Qui dans ses mots cache un esprit double, ce compagnon              91
    est un vaurien : il est plus ennemi qu’ami.

Qu’aucun humain ne te persuade d’aimer un vaurien,                   101
    Cyrnos ; quel avantage qu’un ami méchant ?
Il ne t’aiderait pas dans un malheur ou un ennui,
    ni ne voudrait céder une part de son bien.
Un service aux vauriens ne reçoit pas de gratitude :                       105
    autant semer son grain au milieu de la mer !
En semant dans la mer, tu moissonneras tout autant
    qu’en faisant du bien aux méchants : aucun retour !
Ils ont un esprit dévorant ; si tu fais une erreur,
    tous les bienfaits passés n’existent plus pour eux.                       110
Les gens de qualité, recevant une aide, l’acceptent,
    et se souviennent des bienfaits, reconnaissants.

Lorsque l’or ou l’argent sont falsifiés, c’est supportable,
    Cyrnos, et l’homme adroit le découvre sans peine.                     120
Mais lorsque l’esprit d’un ami cache dans sa poitrine
    qu’il est menteur, et qu’il possède un cœur rusé,
c’est le plus falsifié qu’un dieu ait fait pour les mortels,
    le plus difficile de tout à reconnaître.
Car on ne peut savoir l’esprit d’un homme ou d’une femme        125
    avant de l’éprouver, comme pour une bête,
ni l’apprécier, comme un marchand qui va dans son dépôt.*
    Souvent les apparences, oui, sont bien trompeuses.

*Nous traduisons la correction que West propose dans l’apparat critique : ?στ? ?μπορος ?ριον ?λθ?ν.

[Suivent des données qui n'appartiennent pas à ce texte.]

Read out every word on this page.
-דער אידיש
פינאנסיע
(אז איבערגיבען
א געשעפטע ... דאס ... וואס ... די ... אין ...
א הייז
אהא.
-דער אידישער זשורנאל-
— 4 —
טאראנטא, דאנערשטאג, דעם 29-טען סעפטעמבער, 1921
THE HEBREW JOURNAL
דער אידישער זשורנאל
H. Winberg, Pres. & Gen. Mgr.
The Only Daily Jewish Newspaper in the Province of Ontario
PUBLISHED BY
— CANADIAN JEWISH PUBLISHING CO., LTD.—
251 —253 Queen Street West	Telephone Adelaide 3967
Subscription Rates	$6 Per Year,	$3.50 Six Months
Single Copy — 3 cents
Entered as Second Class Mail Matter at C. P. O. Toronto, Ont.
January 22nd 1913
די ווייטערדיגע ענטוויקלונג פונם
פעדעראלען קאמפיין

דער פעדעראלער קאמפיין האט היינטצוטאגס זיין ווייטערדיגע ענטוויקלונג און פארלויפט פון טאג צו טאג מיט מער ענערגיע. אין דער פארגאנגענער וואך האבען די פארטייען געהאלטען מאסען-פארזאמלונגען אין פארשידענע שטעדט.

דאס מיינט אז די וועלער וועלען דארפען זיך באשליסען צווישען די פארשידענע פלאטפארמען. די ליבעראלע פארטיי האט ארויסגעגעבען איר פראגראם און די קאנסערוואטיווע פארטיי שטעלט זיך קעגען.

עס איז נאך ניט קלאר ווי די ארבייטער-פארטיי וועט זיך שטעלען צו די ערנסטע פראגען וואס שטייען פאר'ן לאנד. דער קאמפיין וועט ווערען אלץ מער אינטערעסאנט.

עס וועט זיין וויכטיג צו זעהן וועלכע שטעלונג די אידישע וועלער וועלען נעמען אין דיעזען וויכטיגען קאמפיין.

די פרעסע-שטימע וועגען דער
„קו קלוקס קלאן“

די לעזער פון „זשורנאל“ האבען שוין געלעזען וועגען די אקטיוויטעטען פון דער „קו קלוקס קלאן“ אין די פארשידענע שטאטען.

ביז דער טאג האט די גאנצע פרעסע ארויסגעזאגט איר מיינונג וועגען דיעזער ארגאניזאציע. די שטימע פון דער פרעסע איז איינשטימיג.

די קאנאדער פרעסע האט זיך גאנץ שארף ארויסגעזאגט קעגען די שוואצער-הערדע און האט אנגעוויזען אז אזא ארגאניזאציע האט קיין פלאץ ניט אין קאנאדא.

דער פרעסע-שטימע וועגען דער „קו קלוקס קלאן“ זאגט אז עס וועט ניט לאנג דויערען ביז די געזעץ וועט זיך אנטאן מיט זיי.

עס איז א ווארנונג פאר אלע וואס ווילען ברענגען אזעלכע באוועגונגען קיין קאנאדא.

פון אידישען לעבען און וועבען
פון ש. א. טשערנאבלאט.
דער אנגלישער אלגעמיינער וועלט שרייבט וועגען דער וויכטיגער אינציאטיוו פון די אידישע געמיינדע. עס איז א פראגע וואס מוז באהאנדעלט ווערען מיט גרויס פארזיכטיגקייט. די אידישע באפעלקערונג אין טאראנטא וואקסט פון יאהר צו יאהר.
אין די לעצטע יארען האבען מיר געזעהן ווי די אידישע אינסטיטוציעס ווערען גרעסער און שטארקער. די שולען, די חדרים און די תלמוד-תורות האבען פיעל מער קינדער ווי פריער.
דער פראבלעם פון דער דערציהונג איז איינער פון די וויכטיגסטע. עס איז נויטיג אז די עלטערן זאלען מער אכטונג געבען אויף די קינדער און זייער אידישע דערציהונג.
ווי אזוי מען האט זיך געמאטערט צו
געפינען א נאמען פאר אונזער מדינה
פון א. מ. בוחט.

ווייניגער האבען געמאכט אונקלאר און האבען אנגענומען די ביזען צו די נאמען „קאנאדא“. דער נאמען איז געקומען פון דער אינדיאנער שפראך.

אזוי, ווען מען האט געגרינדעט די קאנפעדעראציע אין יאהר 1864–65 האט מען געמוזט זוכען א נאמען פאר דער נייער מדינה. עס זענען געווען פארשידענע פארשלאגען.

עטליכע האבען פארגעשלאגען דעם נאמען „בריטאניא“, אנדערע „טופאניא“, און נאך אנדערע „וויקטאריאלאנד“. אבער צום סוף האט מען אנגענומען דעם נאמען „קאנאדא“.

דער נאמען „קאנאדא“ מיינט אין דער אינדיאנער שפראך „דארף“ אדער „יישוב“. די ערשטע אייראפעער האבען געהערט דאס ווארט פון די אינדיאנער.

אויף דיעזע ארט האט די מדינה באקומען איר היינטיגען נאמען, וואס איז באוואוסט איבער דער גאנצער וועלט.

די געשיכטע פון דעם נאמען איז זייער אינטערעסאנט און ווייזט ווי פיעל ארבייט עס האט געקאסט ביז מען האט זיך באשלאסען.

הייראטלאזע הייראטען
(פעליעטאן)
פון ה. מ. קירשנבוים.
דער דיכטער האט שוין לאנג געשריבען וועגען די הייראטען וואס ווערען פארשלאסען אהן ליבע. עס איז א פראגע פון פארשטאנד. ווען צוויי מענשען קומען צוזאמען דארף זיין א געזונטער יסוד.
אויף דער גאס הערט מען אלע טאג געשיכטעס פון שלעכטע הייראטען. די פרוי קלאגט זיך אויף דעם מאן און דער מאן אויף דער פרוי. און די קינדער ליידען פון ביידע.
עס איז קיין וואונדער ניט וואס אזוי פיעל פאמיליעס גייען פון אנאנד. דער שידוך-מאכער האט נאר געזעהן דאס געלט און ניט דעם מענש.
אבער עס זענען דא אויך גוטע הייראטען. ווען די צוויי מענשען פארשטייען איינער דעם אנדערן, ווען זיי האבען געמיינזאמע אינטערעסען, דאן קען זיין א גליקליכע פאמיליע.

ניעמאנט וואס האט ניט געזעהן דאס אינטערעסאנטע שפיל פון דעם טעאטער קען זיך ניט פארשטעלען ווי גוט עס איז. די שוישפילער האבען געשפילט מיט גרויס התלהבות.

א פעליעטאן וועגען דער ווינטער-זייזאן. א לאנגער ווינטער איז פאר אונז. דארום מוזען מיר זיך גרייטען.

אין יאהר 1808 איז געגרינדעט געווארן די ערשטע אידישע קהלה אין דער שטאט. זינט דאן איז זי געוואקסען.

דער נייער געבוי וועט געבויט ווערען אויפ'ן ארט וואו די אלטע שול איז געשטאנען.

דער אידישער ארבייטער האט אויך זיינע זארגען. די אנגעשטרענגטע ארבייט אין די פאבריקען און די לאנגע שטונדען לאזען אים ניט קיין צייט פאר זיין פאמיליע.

Valeur morale, richesse et pauvreté

Ne veuille pas être excellent, fils de Polypaos,
    par ton mérite ou ton avoir : suffit la chance.                                   130

Rien n’est meilleur chez les hommes qu’un père et qu’une mère
    qui se soucient, Cyrnos, de la sainte justice.

Personne n’est l’auteur, Cyrnos, de la ruine ou du gain,
    mais ce sont les dieux qui dispensent l’un et l’autre.
Aucun homme n’agit en sachant dans son cœur                                  135
    s’il atteindra un but qui soit bon ou mauvais.
Car souvent, croyant produire un mal, on produit un bien,
    et l’on produit un mal, croyant produire un bien.
Et aucun des humains n’obtient tout ce qu’il veut,
    les limites de sa faiblesse le retiennent.                                             140
Nous les hommes formons de vains projets, ne sachant rien,
    mais les dieux fixent tout selon leur volonté.

Aucun mortel, fils de Polypaos, s’il trompe un hôte
    ou même un suppliant, n’a échappé aux dieux.

Préfère vivre modestement et dans la piété                                          145
    qu’être riche en possédant des biens mal acquis.
Dans la justice en somme, existe toute la vertu ;
    tout homme est bon, Cyrnos, quand il est juste aussi.

La divinité donne des biens même au plus méchant,
    Cyrnos ; mais la vertu échoit à peu de gens.                                     150

L’orgueil, Cyrnos, est le premier cadeau que Dieu
    fait au méchant qu’il veut placer au dernier rang.

Ne prononce jamais, Cyrnos, de mot hautain ; personne
    ne sait ce que le jour ou la nuit produira.                                          160

La pauvreté dompte l’homme de bien au plus haut point,
    bien plus que la vieillesse chenue ou la fièvre ;
pour y échapper, il faudra se jeter dans la mer                                    175
    immense* ou des rochers, Cyrnos, les plus abrupts.

*Plus précisément : «peuplée d’immenses poissons».

Car l’homme dompté par la pauvreté ne peut rien dire
    ni rien faire, et sa langue aussi est entravée.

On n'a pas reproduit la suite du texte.